Offgrid is a daily audio summary of the latest ideas, innovations, products, and hard-won lessons for living autonomously and becoming more self-sufficient in energy, tech, food, water, shelter, and everyday systems. This 3-story episode draws from OffGridCabins, OffGridLiving, OffGrid and moves through rain catchment pressure setup, river nitrate filtration limits, mariposa permit cost reality.
1. Rain Catchment Pressure Setup
One practical rain-catchment question this time is how to turn IBC tote storage into normal household water pressure for a tiny house with a propane tankless heater. The setup already has collected rainwater, a hose inlet, and only a few fixtures, so the missing piece is not storage but stable pressure that starts automatically when a tap opens.

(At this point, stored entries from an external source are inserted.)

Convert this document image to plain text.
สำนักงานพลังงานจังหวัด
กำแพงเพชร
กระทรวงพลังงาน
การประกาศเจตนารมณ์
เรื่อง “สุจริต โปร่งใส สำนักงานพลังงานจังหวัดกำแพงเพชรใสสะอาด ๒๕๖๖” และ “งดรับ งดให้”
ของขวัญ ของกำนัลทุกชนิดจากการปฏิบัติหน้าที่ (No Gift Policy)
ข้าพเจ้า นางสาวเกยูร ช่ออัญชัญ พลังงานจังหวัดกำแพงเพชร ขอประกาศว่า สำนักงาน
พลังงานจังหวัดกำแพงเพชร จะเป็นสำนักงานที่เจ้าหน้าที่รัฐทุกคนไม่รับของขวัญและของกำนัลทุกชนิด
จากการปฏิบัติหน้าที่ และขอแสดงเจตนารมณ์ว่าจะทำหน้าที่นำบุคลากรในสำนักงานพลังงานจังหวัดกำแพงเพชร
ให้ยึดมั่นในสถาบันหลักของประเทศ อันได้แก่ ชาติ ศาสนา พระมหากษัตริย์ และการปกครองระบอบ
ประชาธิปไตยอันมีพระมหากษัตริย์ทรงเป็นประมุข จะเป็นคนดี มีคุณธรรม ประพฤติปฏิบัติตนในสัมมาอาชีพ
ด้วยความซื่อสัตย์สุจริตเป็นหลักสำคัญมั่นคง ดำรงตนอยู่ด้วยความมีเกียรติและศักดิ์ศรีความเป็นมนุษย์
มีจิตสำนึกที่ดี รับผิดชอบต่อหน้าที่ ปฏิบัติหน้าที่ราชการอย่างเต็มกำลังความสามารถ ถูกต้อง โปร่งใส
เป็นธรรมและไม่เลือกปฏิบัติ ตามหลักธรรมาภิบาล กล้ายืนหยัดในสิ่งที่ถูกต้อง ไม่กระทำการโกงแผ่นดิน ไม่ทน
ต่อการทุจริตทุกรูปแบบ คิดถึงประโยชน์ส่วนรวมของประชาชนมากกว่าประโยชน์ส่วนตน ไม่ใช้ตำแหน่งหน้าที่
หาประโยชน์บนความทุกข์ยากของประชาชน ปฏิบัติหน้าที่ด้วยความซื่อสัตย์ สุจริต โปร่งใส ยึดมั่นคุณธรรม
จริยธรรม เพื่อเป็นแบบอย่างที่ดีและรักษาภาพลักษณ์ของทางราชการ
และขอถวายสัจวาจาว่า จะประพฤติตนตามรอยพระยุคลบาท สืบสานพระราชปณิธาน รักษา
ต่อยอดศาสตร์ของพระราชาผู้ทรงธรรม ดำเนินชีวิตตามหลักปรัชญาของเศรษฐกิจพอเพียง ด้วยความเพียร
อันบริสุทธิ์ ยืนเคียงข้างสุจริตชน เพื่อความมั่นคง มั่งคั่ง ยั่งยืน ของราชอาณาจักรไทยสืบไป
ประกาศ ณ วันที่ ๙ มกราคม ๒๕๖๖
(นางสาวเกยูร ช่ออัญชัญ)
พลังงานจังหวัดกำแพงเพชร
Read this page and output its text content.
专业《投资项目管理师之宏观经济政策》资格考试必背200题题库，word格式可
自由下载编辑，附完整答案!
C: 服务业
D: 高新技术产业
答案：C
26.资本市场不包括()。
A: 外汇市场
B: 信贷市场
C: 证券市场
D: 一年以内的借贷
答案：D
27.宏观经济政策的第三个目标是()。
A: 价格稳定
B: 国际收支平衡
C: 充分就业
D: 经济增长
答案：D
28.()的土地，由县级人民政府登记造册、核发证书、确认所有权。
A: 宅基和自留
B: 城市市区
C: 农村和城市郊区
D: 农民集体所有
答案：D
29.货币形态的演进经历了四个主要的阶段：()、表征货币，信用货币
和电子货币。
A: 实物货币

Source subreddit: OffGridCabins
2. River Nitrate Filtration Limits
This one is a good reminder that not every off-grid drinking-water problem is just a filtration problem. The poster wants a homemade river-water system using gravel, sand, charcoal, sunlight, and possibly boiling, but the key complication is nitrates as well as bacteria.
Source subreddit: OffGridLiving
3. Mariposa Permit Cost Reality
The third thread is less about hardware and more about the expensive realities that decide whether an off-grid build is viable at all. Someone planning a five-acre move in Mariposa County is sketching the usual first-pass package of a small cabin, solar, rain catchment, composting toilet, and extra outbuildings, then asking what survives contact with local rules.